In his first strongly worded statement on Wednesday, Rowley criticised the international community, most notably the Organisation of American States (OAS) and the UNHCR saying his administration was not surprised at the unfolding situation given that the OAS “under its misguided (Secretary-General) President (Luis) Almagro has been almost singlehandedly responsible for triggering and fuelling the current Venezuelan situation”.

He said that these public officials have virtually declared war on Trinidad and Tobago for having the “temerity to have not joined Elliot Abrams and President (Donald) Trump in forcing violent regime change in Venezuela.

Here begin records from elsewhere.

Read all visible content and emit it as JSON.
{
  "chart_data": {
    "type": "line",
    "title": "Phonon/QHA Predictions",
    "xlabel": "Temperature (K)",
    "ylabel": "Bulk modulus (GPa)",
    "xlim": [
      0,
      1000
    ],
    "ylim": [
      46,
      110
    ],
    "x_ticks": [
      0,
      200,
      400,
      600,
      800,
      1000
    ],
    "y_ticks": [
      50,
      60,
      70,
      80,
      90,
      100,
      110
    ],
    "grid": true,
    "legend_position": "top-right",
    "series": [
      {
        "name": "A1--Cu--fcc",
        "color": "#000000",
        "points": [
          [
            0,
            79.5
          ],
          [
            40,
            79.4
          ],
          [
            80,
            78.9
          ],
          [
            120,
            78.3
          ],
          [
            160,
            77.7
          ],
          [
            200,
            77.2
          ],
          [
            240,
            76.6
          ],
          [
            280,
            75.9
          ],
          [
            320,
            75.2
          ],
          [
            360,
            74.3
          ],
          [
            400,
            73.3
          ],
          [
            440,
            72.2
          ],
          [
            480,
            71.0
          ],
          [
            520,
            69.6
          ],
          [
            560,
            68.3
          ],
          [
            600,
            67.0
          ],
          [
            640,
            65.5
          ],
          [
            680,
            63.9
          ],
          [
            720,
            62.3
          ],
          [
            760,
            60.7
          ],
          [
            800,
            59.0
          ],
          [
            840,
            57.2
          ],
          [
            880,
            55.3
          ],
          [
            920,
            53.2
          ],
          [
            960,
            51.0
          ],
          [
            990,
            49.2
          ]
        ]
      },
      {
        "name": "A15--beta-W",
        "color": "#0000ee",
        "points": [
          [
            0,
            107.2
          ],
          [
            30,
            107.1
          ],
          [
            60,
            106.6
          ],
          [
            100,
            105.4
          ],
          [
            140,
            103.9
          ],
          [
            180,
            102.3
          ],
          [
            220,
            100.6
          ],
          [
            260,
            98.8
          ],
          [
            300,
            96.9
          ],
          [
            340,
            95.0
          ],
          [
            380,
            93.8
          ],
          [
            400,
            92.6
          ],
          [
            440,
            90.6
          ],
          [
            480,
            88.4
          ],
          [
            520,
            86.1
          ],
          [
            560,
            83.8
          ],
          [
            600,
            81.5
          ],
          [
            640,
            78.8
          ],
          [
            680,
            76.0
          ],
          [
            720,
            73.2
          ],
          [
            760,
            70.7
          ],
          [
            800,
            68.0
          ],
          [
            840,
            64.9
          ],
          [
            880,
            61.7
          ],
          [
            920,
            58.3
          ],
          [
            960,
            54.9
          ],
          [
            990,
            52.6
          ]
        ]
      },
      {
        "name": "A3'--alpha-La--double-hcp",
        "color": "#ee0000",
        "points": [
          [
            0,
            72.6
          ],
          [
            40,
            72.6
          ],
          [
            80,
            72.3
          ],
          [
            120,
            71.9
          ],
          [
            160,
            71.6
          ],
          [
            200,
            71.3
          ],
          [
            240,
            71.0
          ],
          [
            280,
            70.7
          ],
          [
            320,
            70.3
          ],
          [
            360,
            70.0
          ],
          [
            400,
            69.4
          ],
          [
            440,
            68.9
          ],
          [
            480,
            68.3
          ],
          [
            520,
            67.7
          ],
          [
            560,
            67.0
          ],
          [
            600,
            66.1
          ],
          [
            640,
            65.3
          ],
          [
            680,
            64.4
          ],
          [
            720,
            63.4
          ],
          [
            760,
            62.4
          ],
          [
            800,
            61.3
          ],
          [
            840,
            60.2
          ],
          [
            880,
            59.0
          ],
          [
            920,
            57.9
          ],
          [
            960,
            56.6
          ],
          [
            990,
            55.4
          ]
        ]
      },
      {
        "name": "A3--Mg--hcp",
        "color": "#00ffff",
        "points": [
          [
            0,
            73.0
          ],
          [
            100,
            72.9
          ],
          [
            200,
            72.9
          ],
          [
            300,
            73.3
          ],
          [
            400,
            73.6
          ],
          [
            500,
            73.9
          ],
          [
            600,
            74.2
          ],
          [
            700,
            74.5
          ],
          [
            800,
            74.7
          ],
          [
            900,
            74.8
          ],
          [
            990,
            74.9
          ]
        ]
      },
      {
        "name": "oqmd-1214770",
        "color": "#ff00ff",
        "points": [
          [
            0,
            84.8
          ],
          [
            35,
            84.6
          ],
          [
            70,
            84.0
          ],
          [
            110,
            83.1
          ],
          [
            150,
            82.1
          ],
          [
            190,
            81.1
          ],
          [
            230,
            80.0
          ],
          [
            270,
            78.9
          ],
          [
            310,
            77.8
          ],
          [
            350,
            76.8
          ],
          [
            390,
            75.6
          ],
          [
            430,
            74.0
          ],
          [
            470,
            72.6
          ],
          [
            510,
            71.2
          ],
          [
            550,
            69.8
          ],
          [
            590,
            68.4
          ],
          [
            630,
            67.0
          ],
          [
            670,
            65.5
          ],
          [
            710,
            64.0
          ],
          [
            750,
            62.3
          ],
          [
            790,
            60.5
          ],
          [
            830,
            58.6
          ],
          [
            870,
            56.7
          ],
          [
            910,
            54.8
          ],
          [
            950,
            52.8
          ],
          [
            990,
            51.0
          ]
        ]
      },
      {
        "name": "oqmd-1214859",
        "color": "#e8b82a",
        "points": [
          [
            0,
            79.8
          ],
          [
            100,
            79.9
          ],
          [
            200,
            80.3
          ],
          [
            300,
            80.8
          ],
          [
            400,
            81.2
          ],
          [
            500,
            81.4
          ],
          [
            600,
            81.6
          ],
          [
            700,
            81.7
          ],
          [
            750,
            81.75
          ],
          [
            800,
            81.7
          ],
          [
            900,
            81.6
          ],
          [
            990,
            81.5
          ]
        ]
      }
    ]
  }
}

“Trinidad and Tobago is currently under the latest assault, using nameless, faceless people armed with innocent children, to try and force us to accept their understanding of “refugee status and international treaty” where a little island nation of 1.3 million people must be expected to maintain open borders to a next-door neighbour of 34 million people even during a pandemic,” Rowley said, insisting “this is a matter, not for the OAS, but for the people of Trinidad and Tobago.

“Currently we have closed our borders even to our own citizens in this pandemic and would resist all efforts by others who are hell bent on forcing open our borders through illegal immigration,” Rowley said.

On Tuesday, several Venezuelans, including 16 children, who were “deported” from the island on Sunday, returned to Trinidad and Tobago, even as National Security Minister Stuart Young urged citizens not to become “emotional” about the entire situation.

The UNHCR said that more than 50 children who braved crossing the Columbus Channel from Venezuela to be reunited with their families already in Trinidad and Tobago have been turned away by Trinidad and Tobago law enforcement authorities.

The Newsday newspaper reported Tuesday that the UNCHR had indicated that it had been aware of at least 39 children who had been returned since the beginning of the year.

In his latest statement, Rowley also dismissed the call by opposition legislator, Dr. Roodal Moonilal, who said that the “action of the government, is morally, legally and constitutionally indefensible” demanding “an urgent meeting of the joint select committee on national security to inquire into the circumstances of the deportation of children…

“the action of the government to deport while the action is before the High Court breeds of contempt”.

But Rowley in dismissing the opposition legislator said “did you hear the opportunistic carbuncle called Moonilal?

“Do you think his tone was too angry or too condemnatory of a country that has done more than any other in the region in response to the plight of migrants from Venezuelans? Are you all aware that if we appear to be a “soft touch “flexible border neighbour that in a jiffy we will be overrun by tens of thousands of Venezuelans.

“The fact is that even as you and others decry and bemoan our own circumstances here our life and living opportunities are still very attractive to many Venezuelans and others,” Rowley said.